Le tout forme un continuum à explorer progressivement et à cultiver le mieux possible. On vérifiera facilement que tous ces types de compétences sont utiles non seulement dans la vie professionnelle mais dans la vie en général.

Figure 2

CONCLUSION

L’autonomie du sujet implique l’unité du corps, de l’âme et de l’esprit. La dignité de la personne vient de ce qu’elle n’est pas seulement celle dont on parle et à qui l’on parle mais aussi celle qui dit « je » à partir d’une intériorité sensible et pensante.
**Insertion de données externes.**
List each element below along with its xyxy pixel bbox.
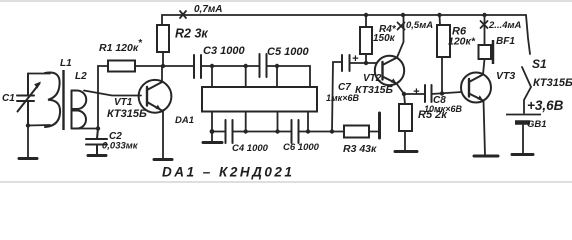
svg-text:C6 1000: C6 1000 (283, 142, 320, 153)
wire R3 right (369, 131, 378, 133)
capacitor C8 polar (425, 85, 432, 102)
wire BF1 top (484, 15, 486, 45)
svg-text:L2: L2 (75, 71, 87, 82)
node R6 bottom (440, 91, 444, 95)
svg-text:C1: C1 (2, 93, 15, 104)
measuring point X on rail (180, 11, 186, 18)
node b2 (244, 129, 248, 133)
wire S1 to battery (524, 87, 531, 113)
svg-text:КТ315Б: КТ315Б (107, 108, 147, 120)
pin b4 (307, 112, 309, 132)
node L2 bottom / C2 (96, 126, 100, 130)
node VT2 rail (401, 13, 405, 17)
node b1 (210, 129, 215, 134)
svg-text:R5 2к: R5 2к (418, 109, 448, 121)
svg-text:0,033мк: 0,033мк (102, 141, 139, 152)
wire R6 bottom (441, 57, 443, 94)
node b4 (306, 129, 310, 133)
svg-text:2...4мА: 2...4мА (488, 20, 522, 31)
resistor R2 (157, 25, 169, 52)
wire VT1 collector (161, 66, 163, 82)
ground under VT1 emitter (154, 158, 172, 161)
wire R1 right to node (135, 65, 163, 67)
ferrite core (62, 70, 64, 130)
wire bottom left segment (212, 131, 226, 133)
svg-text:C7: C7 (338, 82, 351, 93)
svg-text:0,7мА: 0,7мА (194, 4, 223, 15)
wire C1 bottom to L1 bottom (28, 124, 50, 127)
node emitter VT2 (402, 92, 406, 96)
node R6 rail (437, 13, 441, 17)
node R4/base VT2 (364, 61, 368, 65)
node pin t1 (210, 64, 214, 68)
node b3 (275, 129, 279, 133)
svg-text:C3 1000: C3 1000 (203, 45, 245, 57)
wire R4 top (365, 15, 367, 27)
svg-text:0,5мА: 0,5мА (406, 20, 433, 31)
svg-text:R3 43к: R3 43к (343, 143, 377, 155)
transistor VT3 (461, 73, 491, 103)
capacitor C2 (86, 129, 107, 155)
IC DA1 (202, 87, 317, 112)
battery GB1 (506, 114, 541, 116)
switch S1 (526, 15, 530, 54)
scan border top (0, 0, 572, 2)
resistor R4 (360, 27, 372, 54)
svg-text:C5 1000: C5 1000 (267, 46, 309, 58)
wire R1 left down to L2 bottom node (98, 66, 108, 129)
node C1 bottom (26, 123, 30, 127)
wire C6 to R3 (299, 131, 345, 133)
wire R4 bottom (365, 54, 367, 63)
wire emitter to C8 (404, 93, 425, 95)
pin b3 (277, 112, 279, 132)
inductor L2 (72, 91, 87, 129)
svg-text:VT2: VT2 (363, 73, 382, 84)
capacitor C1 variable (17, 74, 40, 126)
capacitor C6 (292, 120, 299, 143)
ground under battery (512, 153, 533, 156)
capacitor C7 polar (342, 55, 350, 71)
node BF1 rail (482, 13, 486, 17)
svg-text:VT3: VT3 (496, 70, 515, 82)
pin t1 (211, 66, 213, 87)
wire VT1 emitter (162, 110, 164, 158)
ground under R5 (395, 150, 417, 153)
wire battery to ground (522, 125, 524, 153)
svg-text:VT1: VT1 (114, 97, 133, 108)
node pin t3 (275, 64, 279, 68)
wire R2 bottom to node (162, 52, 164, 66)
wire C5 to pin t4 (267, 66, 311, 87)
wire base VT1 (84, 91, 141, 96)
pin b1 (211, 112, 213, 132)
wire node to C3 (163, 65, 194, 67)
wire R5 bottom (404, 131, 406, 150)
node C7 drop (330, 129, 334, 133)
svg-text:150к: 150к (373, 33, 396, 44)
node R4 rail (364, 13, 368, 17)
svg-text:+: + (413, 86, 420, 98)
transistor VT2 (375, 56, 404, 85)
measuring point X collector VT2 (398, 23, 405, 30)
svg-text:120к*: 120к* (448, 36, 476, 48)
svg-text:R1 120к: R1 120к (99, 42, 139, 54)
svg-text:DA1 – К2НД021: DA1 – К2НД021 (162, 165, 294, 180)
svg-text:КТ315Б: КТ315Б (533, 77, 572, 89)
ground under C2 (88, 154, 106, 157)
node pin t2 (244, 64, 248, 68)
svg-text:DA1: DA1 (175, 115, 194, 126)
wire down to ground (27, 126, 29, 158)
wire C7 to base VT2 (350, 62, 377, 64)
capacitor C4 (226, 120, 233, 143)
measuring point X BF1 (481, 21, 488, 28)
wire VT3 emitter (484, 101, 486, 156)
resistor R3 (344, 126, 369, 138)
capacitor C3 (194, 55, 201, 78)
svg-text:S1: S1 (532, 57, 547, 71)
ground under pin b1 (211, 132, 213, 142)
headphone BF1 (479, 45, 492, 59)
transistor VT1 (139, 80, 172, 113)
pin t3 (276, 66, 278, 87)
resistor R5 (399, 104, 412, 131)
ground bar right of R3 (378, 113, 381, 138)
svg-text:КТ315Б: КТ315Б (355, 84, 394, 96)
wire VT2 emitter (397, 84, 405, 95)
svg-text:+3,6В: +3,6В (527, 98, 564, 113)
svg-text:BF1: BF1 (496, 36, 515, 47)
wire L2 bottom to node (72, 128, 99, 130)
ground under VT3 (474, 155, 498, 158)
svg-text:C4 1000: C4 1000 (232, 143, 269, 154)
resistor R6 (437, 25, 450, 57)
wire between C4 and C6 (233, 131, 292, 133)
inductor L1 (45, 73, 60, 128)
wire C7 drop (332, 62, 342, 132)
wire VT2 collector (397, 15, 404, 58)
wire R6 top (439, 15, 442, 25)
svg-text:GB1: GB1 (527, 119, 547, 130)
wire C8 to base VT3 (432, 92, 462, 94)
resistor R1 (108, 61, 135, 72)
node collector VT1 (161, 64, 165, 68)
svg-text:L1: L1 (60, 58, 72, 69)
wire VT3 collector (483, 59, 485, 75)
wire C3 to C5 (201, 65, 260, 67)
ground under C1 (19, 157, 37, 160)
pin b2 (245, 112, 247, 132)
pin t2 (245, 66, 247, 87)
wire top supply rail (162, 15, 526, 25)
capacitor C5 (260, 54, 267, 77)
svg-text:R2 3к: R2 3к (175, 27, 208, 41)
wire R5 top (404, 94, 405, 104)
scan border bottom (0, 181, 572, 183)
wire C1 top to L1 (28, 73, 50, 75)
L’acteur social intègre est simultanément responsable devant une communauté familiale, une collectivité politique et un réseau professionnel. Notre développement éthique multidimensionnel se joue sur un champ de compétences unifié à conquérir progressivement : maîtriser les signes, les relations humaines et le monde matériel ; pouvoir penser, se remettre en question et apprendre.
Le sujet autonome, la personne et sa dignité, l’acteur social et ses multiples responsabilités, l’excellence et le dynamisme du collaborateur – qui est notre principal souci – sont des aspects distincts de la même humanité. Ils forment ensemble une totalité qu’aucune machine ne peut incarner. À nous de ne pas l’oublier!